Акулина покраснела, чуть-чуть засмеялась и отвернулась.
— Видно, нам не годится, — промолвила она.
— Еще бы!
Бедняжка помолчала и глубоко вздохнула.
— Ах, Виктор Александрыч, как это будет нам быть без вас! — сказала она вдруг.
Виктор вытер лорнет полой и положил его обратно в карман.
— Да, да, — заговорил он наконец, — тебе сначала будет тяжело, точно. (Он снисходительно потрепал ее по плечу; она тихонько достала с своего плеча его руку и робко ее поцеловала.) Ну, да, да, ты точно девка добрая, — продолжал он, самодовольно улыбнувшись, — но что же делать? Ты сама посуди! Нам с барином нельзя же здесь остаться; теперь скоро зима, а в деревне зимой — ты сама знаешь — просто скверность. То ли дело в Петербурге! Там просто такие чудеса, каких ты, глупая, и во сне себе представить не можешь. Дома какие, улицы, а обчество, образованье — просто удивленье!.. (Акулина слушала его с пожирающим вниманьем, слегка раскрыв губы, как ребенок.) Впрочем, — прибавил он, заворочавшись на земле, — к чему я тебе это всё говорю? Ведь ты этого понять не можешь.
— Отчего же, Виктор Александрыч? Я поняла; я всё поняла.
— Вишь какая!
Акулина потупилась.
— Прежде вы со мной не так говаривали, Виктор Александрыч, — проговорила она, не поднимая глаз.
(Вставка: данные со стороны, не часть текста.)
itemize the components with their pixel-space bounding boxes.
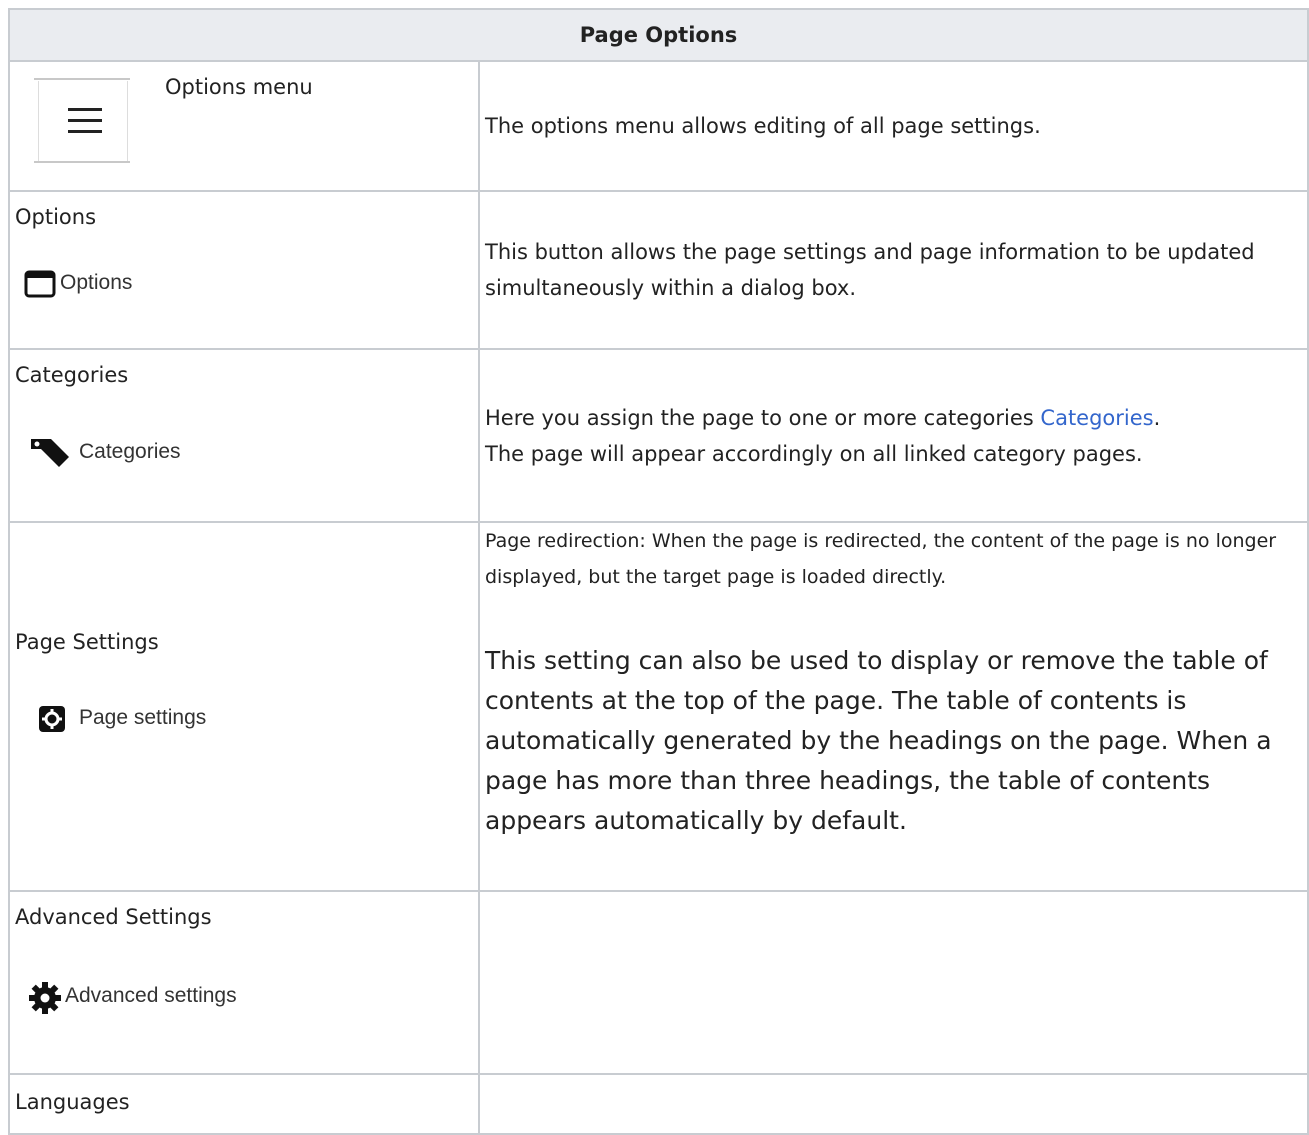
page-options-table: Page Options Options menu The options me… — [8, 8, 1309, 1135]
row-label: Page Settings — [15, 630, 159, 654]
description-cell: Page redirection: When the page is redir… — [478, 521, 1309, 892]
description-text: Here you assign the page to one or more … — [485, 405, 1041, 430]
description-cell: Here you assign the page to one or more … — [478, 348, 1309, 523]
row-label: Options menu — [165, 75, 313, 99]
row-description: The options menu allows editing of all p… — [485, 114, 1041, 138]
options-menu-screenshot — [10, 64, 154, 176]
hamburger-menu-icon[interactable] — [68, 106, 104, 136]
window-icon — [24, 270, 56, 298]
row-label: Categories — [15, 363, 129, 387]
table-row: Options menu The options menu allows edi… — [8, 60, 1309, 192]
cog-icon — [29, 982, 61, 1014]
categories-link[interactable]: Categories — [1040, 406, 1153, 430]
options-button-screenshot[interactable]: Options — [13, 250, 185, 318]
page-settings-button-screenshot[interactable]: Page settings — [13, 674, 275, 762]
options-button-label: Options — [60, 271, 133, 294]
description-cell — [478, 1073, 1309, 1135]
description-cell: The options menu allows editing of all p… — [478, 60, 1309, 192]
label-cell: Options Options — [8, 190, 480, 350]
row-label: Options — [15, 205, 97, 229]
table-row: Languages — [8, 1073, 1309, 1135]
row-description: Here you assign the page to one or more … — [480, 400, 1307, 472]
label-cell: Options menu — [8, 60, 480, 192]
categories-button-screenshot[interactable]: Categories — [13, 409, 241, 493]
label-cell: Advanced Settings Advanced settings — [8, 890, 480, 1075]
tag-icon — [31, 439, 69, 467]
table-row: Page Settings Page settings Page redirec… — [8, 521, 1309, 892]
gear-square-icon — [39, 706, 65, 732]
table-row: Categories Categories Here you assign th… — [8, 348, 1309, 523]
row-description: This button allows the page settings and… — [485, 240, 1255, 300]
table-row: Advanced Settings Advanced settings — [8, 890, 1309, 1075]
label-cell: Languages — [8, 1073, 480, 1135]
page-redirection-text: Page redirection: When the page is redir… — [485, 530, 1277, 588]
label-cell: Categories Categories — [8, 348, 480, 523]
categories-button-label: Categories — [79, 440, 181, 463]
advanced-settings-button-screenshot[interactable]: Advanced settings — [13, 950, 327, 1044]
table-of-contents-text: This setting can also be used to display… — [485, 646, 1272, 835]
table-header: Page Options — [8, 8, 1309, 62]
row-label: Advanced Settings — [15, 905, 212, 929]
description-cell — [478, 890, 1309, 1075]
table-row: Options Options This button allows the p… — [8, 190, 1309, 350]
advanced-settings-button-label: Advanced settings — [65, 984, 237, 1007]
description-line2: The page will appear accordingly on all … — [485, 441, 1143, 466]
page-settings-button-label: Page settings — [79, 706, 207, 729]
description-cell: This button allows the page settings and… — [478, 190, 1309, 350]
row-label: Languages — [15, 1090, 130, 1114]
label-cell: Page Settings Page settings — [8, 521, 480, 892]
description-text-end: . — [1153, 405, 1161, 430]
— Прежде?.. прежде! Вишь ты!.. Прежде! — заметил он, как бы негодуя.
Они оба помолчали.
— Однако мне пора идти, — проговорил Виктор и уже оперся было на локоть…
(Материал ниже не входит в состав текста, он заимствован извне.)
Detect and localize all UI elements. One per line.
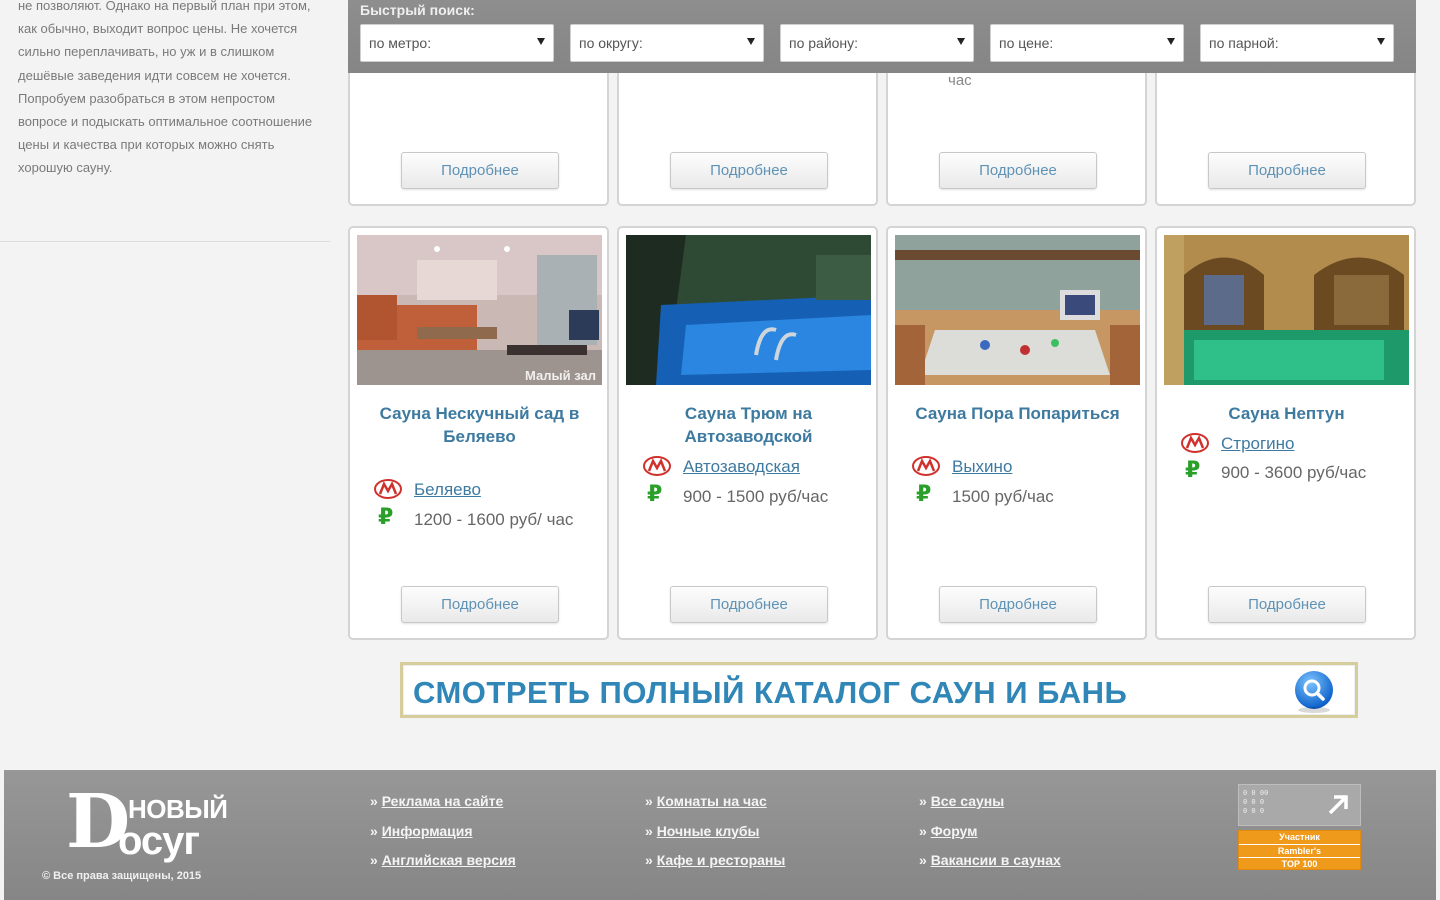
logo-bottom-text: осуг (118, 819, 200, 863)
details-button[interactable]: Подробнее (401, 586, 559, 623)
sauna-card: Сауна Пора Попариться Выхино ₽ 1500 руб/… (886, 226, 1147, 640)
footer-links-column-2: » Комнаты на час » Ночные клубы » Кафе и… (645, 787, 785, 876)
footer-link-hourly-rooms[interactable]: » Комнаты на час (645, 787, 785, 817)
metro-station-link[interactable]: Автозаводская (683, 455, 800, 478)
visit-counter[interactable]: 0 0 00 0 0 0 0 0 0 (1238, 784, 1361, 826)
footer-link-all-saunas[interactable]: » Все сауны (919, 787, 1061, 817)
chevron-down-icon (537, 38, 545, 45)
photo-caption: Малый зал (525, 368, 596, 383)
catalog-banner-text: СМОТРЕТЬ ПОЛНЫЙ КАТАЛОГ САУН И БАНЬ (413, 675, 1128, 710)
metro-icon (643, 456, 671, 476)
details-button[interactable]: Подробнее (939, 586, 1097, 623)
footer-link-cafes[interactable]: » Кафе и рестораны (645, 846, 785, 876)
quick-search-bar: Быстрый поиск: по метро: по округу: по р… (348, 0, 1416, 73)
footer-link-english-version[interactable]: » Английская версия (370, 846, 516, 876)
sauna-photo[interactable] (895, 235, 1140, 385)
search-icon (1295, 671, 1333, 713)
footer: D НОВЫЙ осуг © Все права защищены, 2015 … (4, 770, 1436, 900)
filter-district-select[interactable]: по округу: (570, 24, 764, 62)
sauna-card: Малый зал Сауна Нескучный сад в Беляево … (348, 226, 609, 640)
chevron-down-icon (1167, 38, 1175, 45)
sauna-photo[interactable]: Малый зал (357, 235, 602, 385)
details-button[interactable]: Подробнее (1208, 586, 1366, 623)
quick-search-title: Быстрый поиск: (360, 2, 475, 18)
sauna-photo[interactable] (626, 235, 871, 385)
footer-link-forum[interactable]: » Форум (919, 817, 1061, 847)
metro-icon (1181, 433, 1209, 453)
details-button[interactable]: Подробнее (670, 586, 828, 623)
copyright-text: © Все права защищены, 2015 (42, 870, 202, 882)
sidebar: не позволяют. Однако на первый план при … (0, 0, 330, 242)
footer-link-vacancies[interactable]: » Вакансии в саунах (919, 846, 1061, 876)
full-catalog-banner[interactable]: СМОТРЕТЬ ПОЛНЫЙ КАТАЛОГ САУН И БАНЬ (400, 662, 1358, 718)
details-button[interactable]: Подробнее (939, 152, 1097, 189)
arrow-up-right-icon (1328, 795, 1348, 815)
filter-area-select[interactable]: по району: (780, 24, 974, 62)
metro-icon (912, 456, 940, 476)
footer-links-column-1: » Реклама на сайте » Информация » Англий… (370, 787, 516, 876)
filter-metro-select[interactable]: по метро: (360, 24, 554, 62)
price-text: 900 - 3600 руб/час (1221, 463, 1367, 482)
ruble-icon: ₽ (916, 481, 932, 506)
chevron-down-icon (747, 38, 755, 45)
filter-steam-room-select[interactable]: по парной: (1200, 24, 1394, 62)
counter-digits: 0 0 00 0 0 0 0 0 0 (1243, 789, 1269, 815)
filter-price-select[interactable]: по цене: (990, 24, 1184, 62)
ruble-icon: ₽ (647, 481, 663, 506)
ruble-icon: ₽ (1185, 457, 1201, 482)
rambler-top100-badge[interactable]: Участник Rambler's TOP 100 (1238, 830, 1361, 870)
footer-link-advertising[interactable]: » Реклама на сайте (370, 787, 516, 817)
price-text: 1200 - 1600 руб/ час (414, 510, 574, 529)
price-text: 1500 руб/час (952, 487, 1054, 506)
sauna-card: Сауна Трюм на Автозаводской Автозаводска… (617, 226, 878, 640)
sauna-title-link[interactable]: Сауна Нескучный сад в Беляево (360, 402, 599, 449)
footer-link-information[interactable]: » Информация (370, 817, 516, 847)
price-text: 900 - 1500 руб/час (683, 487, 829, 506)
details-button[interactable]: Подробнее (401, 152, 559, 189)
metro-station-link[interactable]: Беляево (414, 478, 481, 501)
chevron-down-icon (957, 38, 965, 45)
chevron-down-icon (1377, 38, 1385, 45)
footer-link-night-clubs[interactable]: » Ночные клубы (645, 817, 785, 847)
metro-station-link[interactable]: Выхино (952, 455, 1012, 478)
sauna-card: Сауна Нептун Строгино ₽ 900 - 3600 руб/ч… (1155, 226, 1416, 640)
sauna-title-link[interactable]: Сауна Пора Попариться (898, 402, 1137, 425)
details-button[interactable]: Подробнее (1208, 152, 1366, 189)
sauna-title-link[interactable]: Сауна Трюм на Автозаводской (629, 402, 868, 449)
metro-station-link[interactable]: Строгино (1221, 432, 1295, 455)
footer-links-column-3: » Все сауны » Форум » Вакансии в саунах (919, 787, 1061, 876)
price-unit-text: час (948, 72, 972, 89)
metro-icon (374, 479, 402, 499)
sidebar-article-text: не позволяют. Однако на первый план при … (18, 0, 313, 176)
details-button[interactable]: Подробнее (670, 152, 828, 189)
site-logo[interactable]: D НОВЫЙ осуг (66, 782, 236, 872)
sauna-photo[interactable] (1164, 235, 1409, 385)
sauna-title-link[interactable]: Сауна Нептун (1167, 402, 1406, 425)
ruble-icon: ₽ (378, 504, 394, 529)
— Подождите еще немножко, — умоляющим голосом произнесла Акулина.
— Чего ждать?.. Ведь уж я простился с тобой.
— Подождите, — повторила Акулина.
Виктор опять улегся и принялся посвистывать. Акулина всё не спускала с него глаз. Я мог заметить, что она понемногу приходила в волненье: ее губы подергивало, бледные ее щеки слабо заалелись…
— Виктор Александрыч, — заговорила она наконец прерывающимся голосом, — вам грешно… вам грешно, Виктор Александрыч, ей-богу!
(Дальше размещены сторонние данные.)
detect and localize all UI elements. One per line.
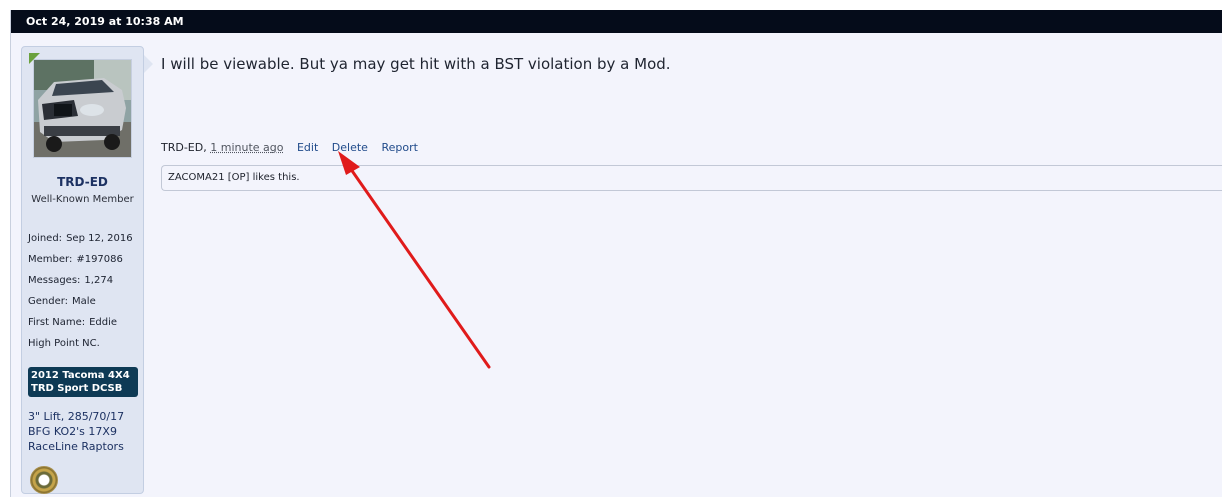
stat-label: Joined: (28, 233, 63, 244)
army-medal-icon[interactable] (30, 466, 58, 494)
delete-link[interactable]: Delete (332, 141, 368, 154)
vehicle-extra: RaceLine Raptors (28, 440, 124, 453)
vehicle-badge-line1: 2012 Tacoma 4X4 (31, 370, 130, 381)
post-meta: TRD-ED, 1 minute ago Edit Delete Report (161, 141, 418, 154)
user-location: High Point NC. (28, 338, 100, 349)
vehicle-badge: 2012 Tacoma 4X4 TRD Sport DCSB (28, 367, 138, 397)
vehicle-badge-line2: TRD Sport DCSB (31, 383, 123, 394)
post: Oct 24, 2019 at 10:38 AM TRD-ED Well-Kno… (10, 10, 1222, 497)
avatar[interactable] (33, 59, 132, 158)
likes-summary: ZACOMA21 [OP] likes this. (161, 165, 1222, 191)
stat-value: Sep 12, 2016 (66, 233, 133, 244)
stat-label: Gender: (28, 296, 69, 307)
edit-link[interactable]: Edit (297, 141, 318, 154)
stat-label: Messages: (28, 275, 81, 286)
report-link[interactable]: Report (381, 141, 417, 154)
post-author[interactable]: TRD-ED (161, 141, 203, 154)
username[interactable]: TRD-ED (22, 175, 143, 189)
user-info-panel: TRD-ED Well-Known Member Joined: Sep 12, … (21, 46, 144, 494)
vehicle-extra: BFG KO2's 17X9 (28, 425, 117, 438)
stat-member: Member: #197086 (28, 254, 123, 265)
stat-messages: Messages: 1,274 (28, 275, 113, 286)
stat-value: Male (72, 296, 96, 307)
post-date: Oct 24, 2019 at 10:38 AM (26, 15, 184, 28)
stat-first-name: First Name: Eddie (28, 317, 117, 328)
post-message: I will be viewable. But ya may get hit w… (161, 55, 671, 73)
online-flag-icon (29, 53, 40, 64)
stat-label: First Name: (28, 317, 86, 328)
user-title: Well-Known Member (31, 194, 134, 205)
speech-pointer (144, 55, 153, 73)
stat-joined: Joined: Sep 12, 2016 (28, 233, 133, 244)
stat-gender: Gender: Male (28, 296, 96, 307)
truck-avatar-image (34, 60, 131, 157)
stat-value: Eddie (89, 317, 118, 328)
post-date-header: Oct 24, 2019 at 10:38 AM (11, 10, 1222, 33)
stat-label: Member: (28, 254, 73, 265)
post-time[interactable]: 1 minute ago (210, 141, 283, 154)
stat-value[interactable]: 1,274 (84, 275, 113, 286)
vehicle-extra: 3" Lift, 285/70/17 (28, 410, 125, 423)
stat-value: #197086 (76, 254, 123, 265)
post-body: TRD-ED Well-Known Member Joined: Sep 12, … (11, 33, 1222, 497)
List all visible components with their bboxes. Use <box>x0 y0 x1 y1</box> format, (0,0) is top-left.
— Что такое грешно? — спросил он, нахмурив брови, и слегка приподнял и повернул к ней голову.
— Грешно, Виктор Александрыч. Хоть бы доброе словечко мне сказали на прощанье; хоть бы словечко мне сказали, горемычной сиротинушке…
— Да что я тебе скажу?
— Я не знаю; вы это лучше знаете, Виктор Александрыч. Вот вы едете, и хоть бы словечко… Чем я заслужила?
— Какая же ты странная! Что ж я могу?
— Хоть бы словечко…
— Ну, зарядила одно и то же, — промолвил он с досадой и встал.
— Не сердитесь, Виктор Александрыч, — поспешно прибавила она, едва сдерживая слезы.
— Я не сержусь, а только ты глупа… Чего ты хочешь? Ведь я на тебе жениться не могу? ведь не могу? Ну, так чего ж ты хочешь? чего? (Он уткнулся лицом, как бы ожидая ответа, и растопырил пальцы.)
— Я ничего… ничего не хочу, — отвечала она, заикаясь и едва осмеливаясь простирать к нему трепещущие руки, — а так хоть бы словечко, на прощанье…
И слезы полились у ней ручьем.
— Ну, так и есть, пошла плакать, — хладнокровно промолвил Виктор, надвигая сзади картуз на глаза.
— Я ничего не хочу, — продолжала она, всхлипывая и закрыв лицо обеими руками, — но каково же мне теперь в семье, каково же мне? И что же со мной будет, что станется со мной, горемычной? За немилого выдадут сиротиночку… Бедная моя головушка!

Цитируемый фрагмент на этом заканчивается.